Permutohedron constructed by taking the convex hull of all four-vectors from the $4!=24$ diagonal permutations of ${\rho }_{\text{eq}}$.

Figure 6

Pulse sequence for two-qubit PPS preparation with two controlled-transfer gates.

Figure 7

Experimental spectra (in Hz) of pseudopure states prepared using previous approaches and our approaches. From left to right, (a)–(g) are spectra obtained by applying readout pulses to the thermal equilibrium state (a), PPS prepared by spatial averaging method (b), by line selective method (c), by controlled-transfer gate method (d), by periodic control (e), and by line selective saturation method (f), respectively.
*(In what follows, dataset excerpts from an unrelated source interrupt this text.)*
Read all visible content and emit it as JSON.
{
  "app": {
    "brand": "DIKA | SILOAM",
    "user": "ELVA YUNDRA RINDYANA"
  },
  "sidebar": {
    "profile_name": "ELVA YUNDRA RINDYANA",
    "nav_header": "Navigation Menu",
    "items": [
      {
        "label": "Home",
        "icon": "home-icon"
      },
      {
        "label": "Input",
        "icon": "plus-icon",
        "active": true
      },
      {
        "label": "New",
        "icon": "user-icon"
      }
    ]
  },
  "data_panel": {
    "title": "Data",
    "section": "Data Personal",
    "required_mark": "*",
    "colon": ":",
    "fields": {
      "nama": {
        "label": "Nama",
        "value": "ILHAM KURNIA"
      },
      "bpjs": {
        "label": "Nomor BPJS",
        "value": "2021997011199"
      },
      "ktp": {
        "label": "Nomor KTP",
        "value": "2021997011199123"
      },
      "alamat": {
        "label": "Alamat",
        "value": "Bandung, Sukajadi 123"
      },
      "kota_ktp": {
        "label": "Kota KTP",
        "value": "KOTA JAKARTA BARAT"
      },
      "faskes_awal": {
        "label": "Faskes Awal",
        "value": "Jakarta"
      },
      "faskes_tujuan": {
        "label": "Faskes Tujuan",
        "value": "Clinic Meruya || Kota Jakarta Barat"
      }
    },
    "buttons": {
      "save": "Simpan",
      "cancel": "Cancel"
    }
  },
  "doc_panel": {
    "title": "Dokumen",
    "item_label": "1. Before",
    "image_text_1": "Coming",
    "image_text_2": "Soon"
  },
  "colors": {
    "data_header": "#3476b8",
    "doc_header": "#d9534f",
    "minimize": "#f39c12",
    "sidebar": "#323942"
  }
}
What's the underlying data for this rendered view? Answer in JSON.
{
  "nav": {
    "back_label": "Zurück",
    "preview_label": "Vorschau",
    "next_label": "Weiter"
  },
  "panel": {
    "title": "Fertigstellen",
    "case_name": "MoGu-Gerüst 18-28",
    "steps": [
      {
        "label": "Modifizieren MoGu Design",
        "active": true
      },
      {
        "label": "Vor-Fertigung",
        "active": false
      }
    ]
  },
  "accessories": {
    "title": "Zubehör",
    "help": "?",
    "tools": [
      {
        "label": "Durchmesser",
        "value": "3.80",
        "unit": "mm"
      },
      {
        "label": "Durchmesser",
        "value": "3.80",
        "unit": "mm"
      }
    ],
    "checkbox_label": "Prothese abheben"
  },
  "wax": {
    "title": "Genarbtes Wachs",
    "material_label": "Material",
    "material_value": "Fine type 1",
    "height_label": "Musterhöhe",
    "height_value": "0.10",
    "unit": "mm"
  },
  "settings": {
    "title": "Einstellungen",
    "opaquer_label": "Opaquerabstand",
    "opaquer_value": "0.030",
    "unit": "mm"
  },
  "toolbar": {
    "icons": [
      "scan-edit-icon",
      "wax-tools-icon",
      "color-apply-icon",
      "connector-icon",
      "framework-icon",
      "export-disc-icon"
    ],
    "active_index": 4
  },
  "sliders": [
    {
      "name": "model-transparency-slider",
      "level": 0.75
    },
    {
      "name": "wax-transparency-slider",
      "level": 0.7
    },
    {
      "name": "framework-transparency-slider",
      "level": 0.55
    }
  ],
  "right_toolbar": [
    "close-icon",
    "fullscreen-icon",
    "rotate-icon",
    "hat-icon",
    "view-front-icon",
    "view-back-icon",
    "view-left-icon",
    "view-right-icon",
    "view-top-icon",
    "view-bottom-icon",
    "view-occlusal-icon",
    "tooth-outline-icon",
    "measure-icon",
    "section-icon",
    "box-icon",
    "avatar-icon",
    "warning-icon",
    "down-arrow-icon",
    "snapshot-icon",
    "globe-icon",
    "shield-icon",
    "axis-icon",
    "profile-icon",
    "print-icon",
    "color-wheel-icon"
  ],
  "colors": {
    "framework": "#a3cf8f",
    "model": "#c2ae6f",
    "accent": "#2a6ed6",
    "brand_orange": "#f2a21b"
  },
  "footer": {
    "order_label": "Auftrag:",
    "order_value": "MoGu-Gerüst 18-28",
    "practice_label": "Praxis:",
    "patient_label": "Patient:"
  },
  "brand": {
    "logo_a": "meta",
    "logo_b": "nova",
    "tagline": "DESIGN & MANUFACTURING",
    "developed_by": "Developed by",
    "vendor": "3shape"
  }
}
The small signal visible at the center of the ${}^1\mathrm{H}$ spectrum arises from an impurity (unlabeled chloroform). All spectra are plotted on the same vertical scale.

Figure 8

Experimental results of labeled-PPS preparation using conventional phase cycling method and our optimal strategy. (a) Full NMR equilibrium spectrum, where the chemical shifts (in Hz) of ${\mathrm{C}}_1$, ${\mathrm{C}}_2$, and ${\mathrm{C}}_3$ nuclei are marked. (b),(c) ${\mathrm{C}}_2$ NMR spectra for labeled PPS obtained by the phase cycling method (b) and by our optimal strategy (c). The middle three spectra in (b) and two spectra in (c) are obtained from implementing each unitary operation of the mixed unitary channel described in the main text. The bottom spectra in (b) and (c) are thermal equilibrium spectra of ${\mathrm{C}}_2$ nucleus and the top ones are the spectra of labeled PPS, which are obtained by averaging the middle spectra.